To enable this feature for ClickHouse Cloud Production services in AWS please contact support. Customer managed encryption keys must be specified at the time the service is created. Existing services cannot use this option at this time.

Step 1. Creating an AWS KMS Key

You can create the AWS KMS key via the AWS Console, CloudFormation stack, or using a Terraform provider. We walk through the steps for each below.

Option 1. Manually create a KMS key via the AWS Console

Note: If you already have a KMS key you want to use, you can move on to the next step.
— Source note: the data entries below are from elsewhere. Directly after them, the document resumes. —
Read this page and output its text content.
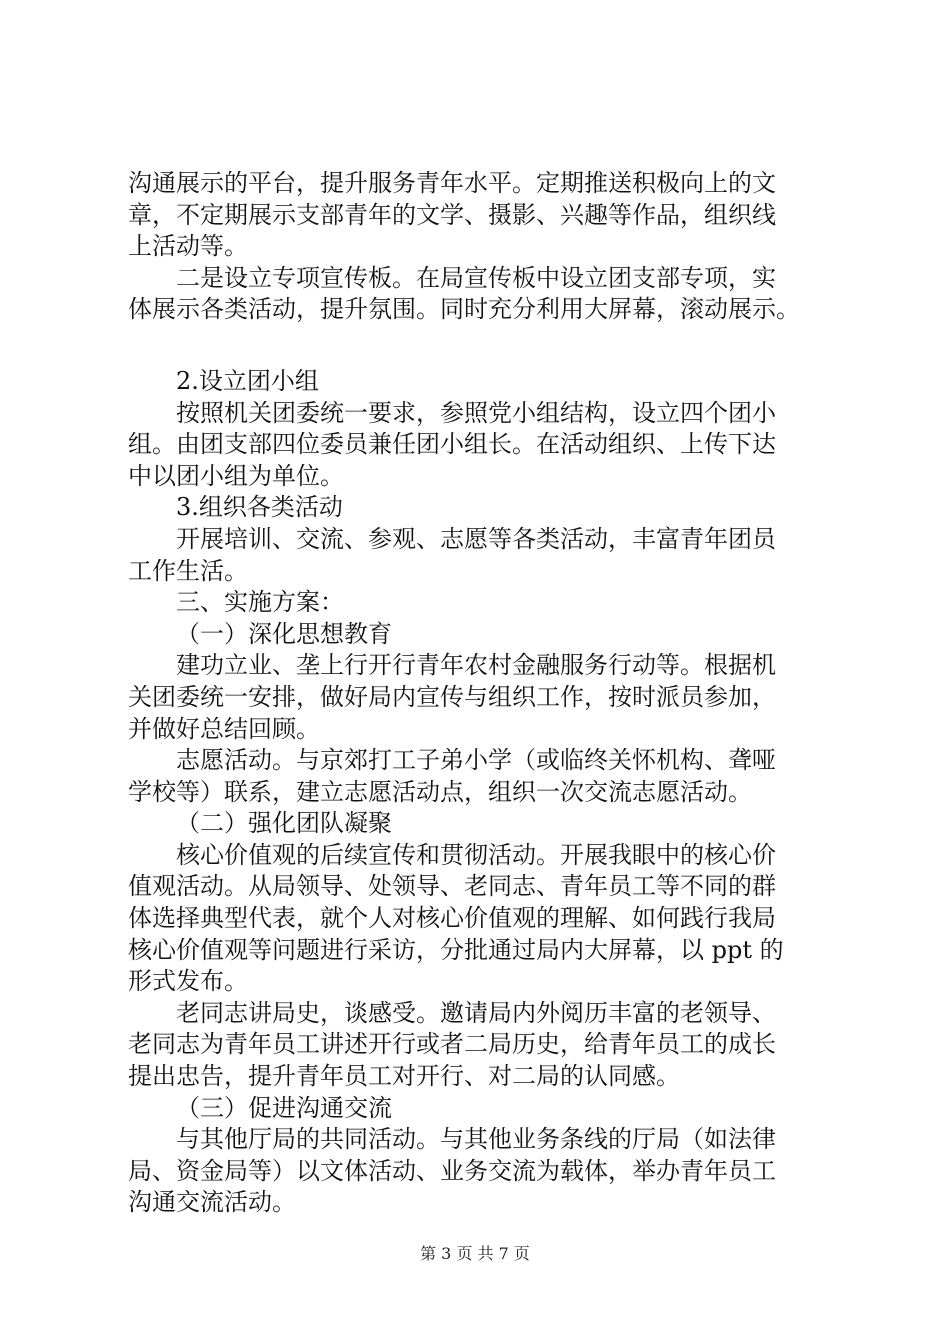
沟通展示的平台，提升服务青年水平。定期推送积极向上的文
章，不定期展示支部青年的文学、摄影、兴趣等作品，组织线
上活动等。
二是设立专项宣传板。在局宣传板中设立团支部专项，实
体展示各类活动，提升氛围。同时充分利用大屏幕，滚动展示。
2.设立团小组
按照机关团委统一要求，参照党小组结构，设立四个团小
组。由团支部四位委员兼任团小组长。在活动组织、上传下达
中以团小组为单位。
3.组织各类活动
开展培训、交流、参观、志愿等各类活动，丰富青年团员
工作生活。
三、实施方案：
（一）深化思想教育
建功立业、垄上行开行青年农村金融服务行动等。根据机
关团委统一安排，做好局内宣传与组织工作，按时派员参加，
并做好总结回顾。
志愿活动。与京郊打工子弟小学（或临终关怀机构、聋哑
学校等）联系，建立志愿活动点，组织一次交流志愿活动。
（二）强化团队凝聚
核心价值观的后续宣传和贯彻活动。开展我眼中的核心价
值观活动。从局领导、处领导、老同志、青年员工等不同的群
体选择典型代表，就个人对核心价值观的理解、如何践行我局
核心价值观等问题进行采访，分批通过局内大屏幕，以 ppt 的
形式发布。
老同志讲局史，谈感受。邀请局内外阅历丰富的老领导、
老同志为青年员工讲述开行或者二局历史，给青年员工的成长
提出忠告，提升青年员工对开行、对二局的认同感。
（三）促进沟通交流
与其他厅局的共同活动。与其他业务条线的厅局（如法律
局、资金局等）以文体活动、业务交流为载体，举办青年员工
沟通交流活动。
第 3 页 共 7 页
  1. Login to your AWS Account and navigate to the Key Management Service.
  2. Select Customer managed keys on the left.
  3. Click Create key on the upper right.
  4. Choose Key type "Symmetric" and Key usage "Encrypt and decrypt" and click Next.
  5. Enter an alias (display name) for your key and click Next.
  6. Choose your key administrator(s) and click Next.
  7. (Optional) Choose your key user(s) and click Next.
  8. Add the following code snippet at the bottom of the Key policy.
    {
                "Sid": "Allow ClickHouse Access",
                "Effect": "Allow",
                "Principal": {
                    "AWS": "arn:aws:iam::576599896960:role/prod-kms-request-role"
                },
                "Action": ["kms:GetPublicKey",
                        "kms:Decrypt",
                        "kms:GenerateDataKeyPair",
                        "kms:Encrypt",
                        "kms:GetKeyRotationStatus",
                        "kms:GenerateDataKey",
                        "kms:DescribeKey"],
                "Resource": "*"
            }
    Encryption Key Policy
  9. Click Finish.
  10. Click the alias of the key you just created.
  11. Use the copy button to copy the ARN.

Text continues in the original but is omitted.